The group that ousted him insisted that it had the authority to assume control of Iraq’s capital city and that Mr. Tamimi was in no danger. The man the group installed, Hussein al-Tahaan, is a member of the Badr Organization, the armed militia of the Supreme Council for Islamic Revolution in Iraq, known as Sciri.
They said that Tamimi was in no danger, but why did they bring upwards of 50 armed men to push ONE man out of his office. One thing’s for sure, with that many people at Hussein al-Tahaan’s back, they certainly weren’t interested in diplomacy.
And yet, they insist.
“If we wanted to do something bad to him, we would have done that,” said Mazen A. Makkia, the elected city council chief who led the ouster on Monday and who had been in a lengthy and unresolved legal feud with Mr. Tamimi.
“We really want to establish the state of law for every citizen, and we did not threaten anyone,” Mr. Makkia said. “This is not a coup.”
“If we wanted to do something bad to him, we would have done that.” Wow, sounds like a good group of guys. And here’s where the story gets even trickier.
Baghdad is the only city in Iraq that is its own province, and the city council had previously appointed Mr. Tahaan as governor of Baghdad province, with some responsibilities parallel to Mr. Tamimi’s. But the mayor’s office was clearly the more powerful office, a fact that proved to be a painful thorn in the side of Mr. Makkia, who believed that the council, which he controls, should hold sway in Baghdad.

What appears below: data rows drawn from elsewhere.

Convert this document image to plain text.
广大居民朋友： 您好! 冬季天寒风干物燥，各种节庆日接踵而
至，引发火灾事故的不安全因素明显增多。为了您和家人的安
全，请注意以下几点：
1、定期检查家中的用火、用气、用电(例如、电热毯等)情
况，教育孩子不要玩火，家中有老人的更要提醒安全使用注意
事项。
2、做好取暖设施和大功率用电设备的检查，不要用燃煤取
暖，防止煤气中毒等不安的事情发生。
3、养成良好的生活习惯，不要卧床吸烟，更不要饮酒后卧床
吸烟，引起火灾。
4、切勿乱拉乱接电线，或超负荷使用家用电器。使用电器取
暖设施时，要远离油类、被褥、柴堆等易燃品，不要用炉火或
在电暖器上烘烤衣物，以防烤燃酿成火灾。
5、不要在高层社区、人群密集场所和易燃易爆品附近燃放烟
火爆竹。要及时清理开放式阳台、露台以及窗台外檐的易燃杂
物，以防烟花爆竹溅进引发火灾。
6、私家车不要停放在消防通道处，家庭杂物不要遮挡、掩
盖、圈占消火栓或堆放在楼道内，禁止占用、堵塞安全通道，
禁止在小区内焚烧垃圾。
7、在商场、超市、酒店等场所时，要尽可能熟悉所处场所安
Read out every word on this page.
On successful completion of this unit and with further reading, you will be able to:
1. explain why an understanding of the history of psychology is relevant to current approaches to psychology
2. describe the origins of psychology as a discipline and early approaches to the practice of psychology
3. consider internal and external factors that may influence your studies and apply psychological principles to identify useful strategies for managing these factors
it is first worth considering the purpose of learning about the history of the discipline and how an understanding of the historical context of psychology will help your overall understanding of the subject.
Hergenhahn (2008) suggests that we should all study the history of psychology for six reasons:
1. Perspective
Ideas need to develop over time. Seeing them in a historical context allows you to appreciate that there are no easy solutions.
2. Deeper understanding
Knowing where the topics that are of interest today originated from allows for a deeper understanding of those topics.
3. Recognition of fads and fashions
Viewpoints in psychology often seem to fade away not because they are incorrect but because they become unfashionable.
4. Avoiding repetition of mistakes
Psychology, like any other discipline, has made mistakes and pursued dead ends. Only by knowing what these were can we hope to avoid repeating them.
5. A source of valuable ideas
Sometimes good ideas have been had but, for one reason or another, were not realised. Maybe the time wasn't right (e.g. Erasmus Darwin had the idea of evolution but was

Mr. Makkia provided a phone number for Mr. Tahaan, but the phone did not appear to be turned on. A spokesman for the American Embassy in Baghdad said that he was aware of the developments but that he had no immediate comment.
No American response about this situation yet. I hope we hear something soon.
And last, but not least, this is what Baghdad’s “former” mayor, somebody who was installed by our own government, has to say about the state of Iraq:
Mr. Tamimi, the ousted mayor, said he believed that Shiite political parties had forced the takeover in Baghdad in order to position themselves for the elections once a constitution is agreed upon.
For his part, he said, he had lost the sense of enthusiasm that had brought him back to Iraq after nearly a decade in exile.
“When I left in 1995, every day, it is years for me,” Mr. Tamimi said. “But now when I leave I don’t think I will be sorry. I leave because I cannot live in such conditions.”
I’m more than willing to admit that a lot of good things are happening in Iraq and that democracy is going to take time, but does anybody think that this is a case of sour grapes or a man who is genuinely fed up with the poor conditions and political thuggery that many Iraqis find themselves faced with? Obviously, I believe it’s the latter and we need to start being honest about this situation, and not cover-up the bad stuff that’s going on with calls for “good news!”
Because like it or not, the “bad” news has the strongest effect on what type of democracy Iraq will end up with, and I’m starting to think that it might not be so “good.”